Later that day, Tora felt healthier than she had in years. Aware that it must be a delusion, that she truly had faced death the night before, she walked on leaden feet down the now-familiar path to Elsa’s home. For a long time, she stood outside. It was terribly dark from the gray clouds overhead, but at least it wasn’t snowing or raining.
She made her aching fingers open the front iron gate. As she approached, she could see a family around the dinner table, a fat golden turkey at its center and Scandinavian dishes surrounding it. She identified Elsa, and a boy who must be her son, then paused. She stepped closer to the window, feeling as if she were a phantom, invisible to the people inside. There was Kaatje, with a girl to her left who must be Christina, and to her r
ight
“O God,” she whispered. O God. She felt as if she could not breathe. Sitting there was Jessica, so beautiful, so perfect. Her Jessie. The pain of a thousand nights flooded her soul, and Tora sank to her knees in the wet snow underfoot. The movement drew Kristian’s attention, and he pointed her way. Ducking as if avoiding a snowball, Tora rolled from the window and on aching legs ran for the gate. The front door opened behind her and Elsa called, “Wait! Can I help you? Miss! Tora? Tora, wait!”
But Tora kept running. It was enough for now. It was enough just to see them.
seventeen
January 1887
Elsa sighed into the mirror as she watched Kaatje pull out long sections of her golden blond hair to wrap into an elegant coiffure. “I do not know how you do this to your own,” she said despondently. “Another reason why you can’t leave. I’ll be left to my same old outdated chignon.”
“It’s beautiful any way you do it,” Kaatje said with a small smile.

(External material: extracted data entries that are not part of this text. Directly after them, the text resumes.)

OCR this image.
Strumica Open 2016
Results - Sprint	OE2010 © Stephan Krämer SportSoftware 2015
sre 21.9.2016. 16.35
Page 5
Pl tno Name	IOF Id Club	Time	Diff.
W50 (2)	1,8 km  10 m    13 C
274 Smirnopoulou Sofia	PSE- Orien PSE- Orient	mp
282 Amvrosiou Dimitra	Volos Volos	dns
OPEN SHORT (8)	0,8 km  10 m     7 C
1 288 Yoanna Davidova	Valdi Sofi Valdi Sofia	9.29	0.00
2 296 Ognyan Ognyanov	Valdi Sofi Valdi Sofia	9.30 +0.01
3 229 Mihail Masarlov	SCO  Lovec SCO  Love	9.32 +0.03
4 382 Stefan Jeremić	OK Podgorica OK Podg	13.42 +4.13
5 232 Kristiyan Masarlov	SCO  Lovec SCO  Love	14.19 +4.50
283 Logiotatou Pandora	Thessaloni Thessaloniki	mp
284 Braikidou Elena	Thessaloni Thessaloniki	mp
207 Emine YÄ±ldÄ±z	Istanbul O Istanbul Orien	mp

“Perhaps. But if all the ladies in town saw me without an elaborate hairdo and pearl comb, they’d deem me unworthy of any invitations.”
“Really, Elsa! Such a thing to say!”
“I cannot help it. They’re all so catty, the way they talk and talk of nothing.”
“I’m probably fodder for their rumor mill,” Kaatje said. “The poor relation come to visit.”
“I don’t care. I have half a mind to invite old man Yessler’s wife over to tea. The women have practically ostracized her. She wouldn’t be invited to anything if she weren’t married to a founder of the city—whose business is it that there’s such an age disparity between the two of them?”
“My goodness, who put a bee in your bonnet today?” Kaatje asked, stopping to stare at Elsa in the mirror.
“I suppose it is Tora,” Elsa said, idly picking up a pearl-handled brush from Japan and twisting it in her hands. “I cannot get her out of my mind.”